ASIAWORLDVIEW – JPMorgan telah membekukan rekening yang terkait dengan dua startup stablecoin yang didukung modal ventura di Venezuela. Hal ini terjadi di tengah masalah kepatuhan yang sudah ada di wilayah tersebut.

Seperti dilaporkan oleh The Information, perusahaan menghentikan aktivitas rekening bank yang terkait dengan setidaknya dua startup berbasis stablecoin di wilayah yang diidentifikasi sebagai berisiko tinggi. Perusahaan-perusahaan tersebut, bernama BlindPay dan Kontigo, didukung oleh Y Combinator dan terutama melayani pengguna di Amerika Latin, termasuk Venezuela.

Rekening-rekening tersebut diakses melalui Checkbook, penyedia pembayaran digital yang bermitra dengan bank-bank besar. Menurut sumber, keterlibatan startup-startup tersebut menimbulkan kekhawatiran terkait sanksi serta undang-undang yang berlaku di wilayah tertentu.

Baca Juga: Ekonomi RI 2025 Menjanjikan, JP Morgan Soroti Sektor Konsumsi, Properti, dan Perbankan

Bank menekankan bahwa pembekuan rekening tersebut sama sekali bukan penilaian terhadap stablecoin sebagai bisnis. Seorang juru bicara mengatakan dalam pernyataan.

“Ini tidak ada hubungannya dengan perusahaan stablecoin. Kami melayani penerbit stablecoin dan bisnis terkait stablecoin, dan baru-baru ini kami membawa penerbit stablecoin ke pasar publik.”

Jesus Castillo, co-founder Kontigo, membantah tuduhan yang ditujukan terhadap aktivitas perusahaan.

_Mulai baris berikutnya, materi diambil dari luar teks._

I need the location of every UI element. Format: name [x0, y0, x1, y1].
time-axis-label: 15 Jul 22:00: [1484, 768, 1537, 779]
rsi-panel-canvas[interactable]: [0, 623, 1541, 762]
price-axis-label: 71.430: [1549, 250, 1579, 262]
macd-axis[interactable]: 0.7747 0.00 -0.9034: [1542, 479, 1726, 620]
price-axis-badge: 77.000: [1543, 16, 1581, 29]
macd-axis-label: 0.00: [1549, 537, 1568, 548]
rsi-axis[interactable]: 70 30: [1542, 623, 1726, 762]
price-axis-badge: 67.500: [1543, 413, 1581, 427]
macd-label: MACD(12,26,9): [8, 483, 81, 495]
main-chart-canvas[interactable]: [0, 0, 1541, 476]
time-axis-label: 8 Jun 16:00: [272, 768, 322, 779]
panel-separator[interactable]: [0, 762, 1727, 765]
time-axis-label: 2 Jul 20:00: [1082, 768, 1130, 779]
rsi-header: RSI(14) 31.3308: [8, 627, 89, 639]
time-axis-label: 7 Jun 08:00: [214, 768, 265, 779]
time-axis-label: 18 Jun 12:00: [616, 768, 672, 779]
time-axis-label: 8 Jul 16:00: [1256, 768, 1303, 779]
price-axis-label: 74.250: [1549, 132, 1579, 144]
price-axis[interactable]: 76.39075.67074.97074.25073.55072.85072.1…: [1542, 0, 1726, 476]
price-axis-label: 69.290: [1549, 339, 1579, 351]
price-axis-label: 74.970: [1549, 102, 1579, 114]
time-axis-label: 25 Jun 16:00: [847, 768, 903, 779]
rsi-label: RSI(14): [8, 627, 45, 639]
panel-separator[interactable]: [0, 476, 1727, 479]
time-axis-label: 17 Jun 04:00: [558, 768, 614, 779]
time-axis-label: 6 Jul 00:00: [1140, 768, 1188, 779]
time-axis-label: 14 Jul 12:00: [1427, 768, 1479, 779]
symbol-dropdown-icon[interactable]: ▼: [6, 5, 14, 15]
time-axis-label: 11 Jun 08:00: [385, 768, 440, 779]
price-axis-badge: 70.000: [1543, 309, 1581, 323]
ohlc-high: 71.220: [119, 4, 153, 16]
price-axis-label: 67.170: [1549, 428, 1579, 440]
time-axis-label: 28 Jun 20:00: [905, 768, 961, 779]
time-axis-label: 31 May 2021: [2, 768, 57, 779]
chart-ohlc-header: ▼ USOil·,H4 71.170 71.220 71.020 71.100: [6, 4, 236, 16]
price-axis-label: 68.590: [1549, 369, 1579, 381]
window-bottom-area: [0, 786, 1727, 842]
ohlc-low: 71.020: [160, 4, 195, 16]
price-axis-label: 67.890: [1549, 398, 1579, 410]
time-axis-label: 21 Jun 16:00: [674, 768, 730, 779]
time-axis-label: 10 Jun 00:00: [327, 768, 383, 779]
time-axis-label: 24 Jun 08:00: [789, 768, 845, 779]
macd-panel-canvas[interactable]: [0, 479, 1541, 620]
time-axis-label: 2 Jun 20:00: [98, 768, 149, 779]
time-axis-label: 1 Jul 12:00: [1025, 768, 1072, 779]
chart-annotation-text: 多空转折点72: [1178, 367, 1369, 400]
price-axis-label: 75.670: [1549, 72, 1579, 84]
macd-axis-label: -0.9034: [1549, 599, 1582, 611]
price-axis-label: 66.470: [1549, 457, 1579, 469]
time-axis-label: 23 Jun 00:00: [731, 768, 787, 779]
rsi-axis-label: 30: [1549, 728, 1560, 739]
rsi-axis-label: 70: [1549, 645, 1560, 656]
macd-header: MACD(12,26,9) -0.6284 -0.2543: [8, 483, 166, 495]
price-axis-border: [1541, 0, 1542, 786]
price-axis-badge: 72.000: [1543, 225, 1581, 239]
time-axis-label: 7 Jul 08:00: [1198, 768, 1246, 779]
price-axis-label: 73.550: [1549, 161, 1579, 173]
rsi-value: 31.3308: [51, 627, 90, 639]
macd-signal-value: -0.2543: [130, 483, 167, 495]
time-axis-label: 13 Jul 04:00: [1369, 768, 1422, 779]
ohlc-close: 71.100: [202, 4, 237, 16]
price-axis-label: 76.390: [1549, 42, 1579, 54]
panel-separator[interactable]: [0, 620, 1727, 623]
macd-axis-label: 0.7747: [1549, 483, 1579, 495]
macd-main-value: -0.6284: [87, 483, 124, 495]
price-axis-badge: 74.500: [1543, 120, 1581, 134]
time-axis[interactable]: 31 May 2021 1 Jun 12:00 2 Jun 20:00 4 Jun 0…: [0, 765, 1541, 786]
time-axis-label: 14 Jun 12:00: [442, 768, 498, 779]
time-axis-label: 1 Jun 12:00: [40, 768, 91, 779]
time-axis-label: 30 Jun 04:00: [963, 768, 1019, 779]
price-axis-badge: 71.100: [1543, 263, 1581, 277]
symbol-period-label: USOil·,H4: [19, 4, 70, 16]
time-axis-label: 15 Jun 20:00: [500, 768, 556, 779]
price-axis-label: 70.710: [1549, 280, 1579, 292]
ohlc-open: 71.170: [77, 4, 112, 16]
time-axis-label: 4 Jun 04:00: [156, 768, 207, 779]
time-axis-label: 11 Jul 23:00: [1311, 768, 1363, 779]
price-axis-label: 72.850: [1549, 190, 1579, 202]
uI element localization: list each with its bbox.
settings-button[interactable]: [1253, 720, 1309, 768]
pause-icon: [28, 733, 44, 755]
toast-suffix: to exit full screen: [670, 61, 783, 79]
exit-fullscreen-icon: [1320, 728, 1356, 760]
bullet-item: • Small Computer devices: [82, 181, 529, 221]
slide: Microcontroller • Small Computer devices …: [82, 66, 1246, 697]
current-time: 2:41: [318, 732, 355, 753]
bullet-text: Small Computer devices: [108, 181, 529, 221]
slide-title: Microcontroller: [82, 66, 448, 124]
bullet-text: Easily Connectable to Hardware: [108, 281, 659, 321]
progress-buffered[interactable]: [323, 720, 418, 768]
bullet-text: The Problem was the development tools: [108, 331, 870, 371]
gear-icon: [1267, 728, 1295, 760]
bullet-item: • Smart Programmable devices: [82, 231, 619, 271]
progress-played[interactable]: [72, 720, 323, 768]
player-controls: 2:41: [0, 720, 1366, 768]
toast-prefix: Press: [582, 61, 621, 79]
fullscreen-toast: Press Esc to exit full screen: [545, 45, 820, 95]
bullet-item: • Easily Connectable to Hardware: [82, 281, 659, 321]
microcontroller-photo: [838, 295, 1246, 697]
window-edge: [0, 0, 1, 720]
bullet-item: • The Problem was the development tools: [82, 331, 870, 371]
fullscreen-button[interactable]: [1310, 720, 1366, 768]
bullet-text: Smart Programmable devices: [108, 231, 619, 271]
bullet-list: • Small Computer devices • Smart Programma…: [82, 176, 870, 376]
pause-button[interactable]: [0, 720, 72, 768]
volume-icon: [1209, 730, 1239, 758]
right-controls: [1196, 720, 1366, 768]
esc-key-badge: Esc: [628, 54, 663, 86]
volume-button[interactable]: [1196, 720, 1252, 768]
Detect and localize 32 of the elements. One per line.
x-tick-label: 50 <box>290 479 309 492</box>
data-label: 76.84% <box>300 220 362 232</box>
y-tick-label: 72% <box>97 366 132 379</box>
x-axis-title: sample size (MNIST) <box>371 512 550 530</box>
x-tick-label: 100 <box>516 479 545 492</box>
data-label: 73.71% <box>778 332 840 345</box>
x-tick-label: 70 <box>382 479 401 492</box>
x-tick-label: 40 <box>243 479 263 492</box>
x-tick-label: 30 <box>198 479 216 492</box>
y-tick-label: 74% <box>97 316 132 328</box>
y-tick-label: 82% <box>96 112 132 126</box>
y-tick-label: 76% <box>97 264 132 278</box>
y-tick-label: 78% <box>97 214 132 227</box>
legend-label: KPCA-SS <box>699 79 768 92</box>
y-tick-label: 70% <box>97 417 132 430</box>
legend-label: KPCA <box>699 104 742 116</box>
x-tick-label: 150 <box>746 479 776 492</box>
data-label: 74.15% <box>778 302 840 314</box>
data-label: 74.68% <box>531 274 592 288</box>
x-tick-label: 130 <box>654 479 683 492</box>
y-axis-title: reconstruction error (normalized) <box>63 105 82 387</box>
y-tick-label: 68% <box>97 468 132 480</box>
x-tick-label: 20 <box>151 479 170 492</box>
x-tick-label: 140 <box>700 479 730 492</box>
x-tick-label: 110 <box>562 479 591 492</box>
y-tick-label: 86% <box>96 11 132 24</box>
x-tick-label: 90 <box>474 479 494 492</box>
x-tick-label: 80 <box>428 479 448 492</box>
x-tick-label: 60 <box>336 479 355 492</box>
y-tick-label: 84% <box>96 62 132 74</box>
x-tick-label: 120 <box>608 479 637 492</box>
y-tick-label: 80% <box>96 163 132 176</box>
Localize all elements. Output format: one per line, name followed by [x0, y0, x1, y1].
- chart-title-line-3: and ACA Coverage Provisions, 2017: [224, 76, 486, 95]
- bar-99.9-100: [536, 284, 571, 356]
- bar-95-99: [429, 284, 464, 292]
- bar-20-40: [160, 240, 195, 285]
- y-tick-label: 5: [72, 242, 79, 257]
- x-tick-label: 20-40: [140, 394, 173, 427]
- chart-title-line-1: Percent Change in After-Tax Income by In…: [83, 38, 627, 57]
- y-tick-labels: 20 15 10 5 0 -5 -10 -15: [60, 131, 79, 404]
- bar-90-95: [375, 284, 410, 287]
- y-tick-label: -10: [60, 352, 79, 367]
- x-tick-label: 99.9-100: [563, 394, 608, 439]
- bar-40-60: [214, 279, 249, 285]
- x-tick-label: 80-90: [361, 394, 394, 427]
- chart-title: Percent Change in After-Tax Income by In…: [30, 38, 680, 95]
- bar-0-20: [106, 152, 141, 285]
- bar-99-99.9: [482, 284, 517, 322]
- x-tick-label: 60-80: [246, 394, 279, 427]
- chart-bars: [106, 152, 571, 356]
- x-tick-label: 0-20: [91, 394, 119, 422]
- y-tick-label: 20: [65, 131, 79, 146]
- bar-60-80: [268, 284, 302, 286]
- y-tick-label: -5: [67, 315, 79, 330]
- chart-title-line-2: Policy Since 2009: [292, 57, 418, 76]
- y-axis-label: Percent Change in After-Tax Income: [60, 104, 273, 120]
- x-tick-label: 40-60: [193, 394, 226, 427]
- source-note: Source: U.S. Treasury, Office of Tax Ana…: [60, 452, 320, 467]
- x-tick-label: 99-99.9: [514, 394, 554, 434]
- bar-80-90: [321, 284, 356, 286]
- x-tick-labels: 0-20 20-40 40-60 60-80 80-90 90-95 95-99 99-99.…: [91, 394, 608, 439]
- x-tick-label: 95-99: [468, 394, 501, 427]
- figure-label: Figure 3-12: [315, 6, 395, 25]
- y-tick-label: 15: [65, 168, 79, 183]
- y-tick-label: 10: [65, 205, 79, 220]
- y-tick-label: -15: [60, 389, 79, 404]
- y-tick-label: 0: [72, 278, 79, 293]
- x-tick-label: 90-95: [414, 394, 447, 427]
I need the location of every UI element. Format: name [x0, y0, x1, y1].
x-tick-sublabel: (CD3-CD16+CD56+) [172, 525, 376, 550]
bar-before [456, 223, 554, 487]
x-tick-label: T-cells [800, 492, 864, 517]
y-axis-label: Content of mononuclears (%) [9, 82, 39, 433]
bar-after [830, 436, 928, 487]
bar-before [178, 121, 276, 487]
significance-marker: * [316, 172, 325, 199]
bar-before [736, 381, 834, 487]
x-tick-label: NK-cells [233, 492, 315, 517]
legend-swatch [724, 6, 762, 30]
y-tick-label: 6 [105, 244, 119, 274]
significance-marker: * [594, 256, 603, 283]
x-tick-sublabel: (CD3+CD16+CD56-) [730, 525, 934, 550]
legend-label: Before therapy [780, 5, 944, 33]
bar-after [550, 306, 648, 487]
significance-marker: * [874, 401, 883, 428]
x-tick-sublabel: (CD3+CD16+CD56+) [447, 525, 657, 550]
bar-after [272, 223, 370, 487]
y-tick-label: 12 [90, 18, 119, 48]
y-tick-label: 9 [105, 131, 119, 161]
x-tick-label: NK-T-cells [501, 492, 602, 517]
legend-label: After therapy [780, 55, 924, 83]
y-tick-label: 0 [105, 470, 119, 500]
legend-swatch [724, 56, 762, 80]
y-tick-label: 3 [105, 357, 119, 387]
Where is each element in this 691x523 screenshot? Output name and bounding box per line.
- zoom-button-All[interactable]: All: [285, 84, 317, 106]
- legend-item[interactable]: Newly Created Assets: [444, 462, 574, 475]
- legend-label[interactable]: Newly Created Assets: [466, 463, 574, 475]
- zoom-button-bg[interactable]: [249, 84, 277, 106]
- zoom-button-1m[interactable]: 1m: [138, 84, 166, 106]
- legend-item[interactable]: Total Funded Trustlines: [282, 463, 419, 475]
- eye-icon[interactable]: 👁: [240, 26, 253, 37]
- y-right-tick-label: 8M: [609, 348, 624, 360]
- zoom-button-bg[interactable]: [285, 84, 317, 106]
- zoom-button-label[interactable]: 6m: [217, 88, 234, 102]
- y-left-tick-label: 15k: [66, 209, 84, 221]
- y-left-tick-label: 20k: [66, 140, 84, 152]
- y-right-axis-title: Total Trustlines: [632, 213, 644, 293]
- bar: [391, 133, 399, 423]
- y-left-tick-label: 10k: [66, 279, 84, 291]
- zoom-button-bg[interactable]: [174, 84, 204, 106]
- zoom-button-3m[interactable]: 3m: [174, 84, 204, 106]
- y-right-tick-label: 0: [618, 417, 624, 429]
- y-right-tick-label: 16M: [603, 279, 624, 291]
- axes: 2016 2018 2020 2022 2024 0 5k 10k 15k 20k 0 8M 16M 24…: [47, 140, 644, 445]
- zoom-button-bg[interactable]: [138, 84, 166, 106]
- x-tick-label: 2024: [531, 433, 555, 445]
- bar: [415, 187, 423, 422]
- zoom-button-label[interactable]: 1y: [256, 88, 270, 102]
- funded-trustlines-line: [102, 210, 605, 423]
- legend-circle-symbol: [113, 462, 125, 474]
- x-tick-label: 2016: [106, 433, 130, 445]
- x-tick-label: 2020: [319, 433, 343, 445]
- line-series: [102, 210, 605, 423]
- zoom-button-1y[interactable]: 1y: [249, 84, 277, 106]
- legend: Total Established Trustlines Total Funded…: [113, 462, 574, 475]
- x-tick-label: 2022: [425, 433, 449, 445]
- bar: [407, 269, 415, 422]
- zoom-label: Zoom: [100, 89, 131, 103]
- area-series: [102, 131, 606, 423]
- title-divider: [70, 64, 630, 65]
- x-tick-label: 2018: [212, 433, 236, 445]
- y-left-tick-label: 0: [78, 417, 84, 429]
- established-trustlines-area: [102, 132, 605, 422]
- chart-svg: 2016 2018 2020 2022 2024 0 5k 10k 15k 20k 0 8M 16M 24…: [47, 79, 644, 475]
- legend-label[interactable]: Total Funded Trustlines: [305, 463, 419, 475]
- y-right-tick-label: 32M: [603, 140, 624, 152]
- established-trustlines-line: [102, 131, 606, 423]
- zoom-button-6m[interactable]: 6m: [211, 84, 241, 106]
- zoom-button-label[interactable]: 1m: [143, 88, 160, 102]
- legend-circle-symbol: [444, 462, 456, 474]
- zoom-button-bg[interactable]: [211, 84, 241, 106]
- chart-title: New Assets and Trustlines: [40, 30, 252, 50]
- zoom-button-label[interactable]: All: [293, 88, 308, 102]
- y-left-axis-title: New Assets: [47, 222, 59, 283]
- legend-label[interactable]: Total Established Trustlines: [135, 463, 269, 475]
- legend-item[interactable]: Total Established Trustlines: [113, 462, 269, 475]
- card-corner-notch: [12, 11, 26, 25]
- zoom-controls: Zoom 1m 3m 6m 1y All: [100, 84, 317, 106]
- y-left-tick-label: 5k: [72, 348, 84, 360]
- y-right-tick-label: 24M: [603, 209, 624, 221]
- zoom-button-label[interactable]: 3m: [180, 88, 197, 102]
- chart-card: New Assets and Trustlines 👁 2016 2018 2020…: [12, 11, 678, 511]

Dia juga mengatakan bahwa tuduhan bahwa Kontigo membantu transfer dana dari Venezuela ke negara lain tanpa verifikasi identitas adalah tidak benar.

Langkah bank ini juga terjadi di tengah pemantauan terbaru terhadap pergerakan kripto yang terkait dengan wilayah yang dikenai sanksi. Pada 2024, ada peringatan bahwa pemerintah Venezuela kemungkinan akan meningkatkan penggunaan kripto sebagai cara untuk menghindari sanksi keuangan.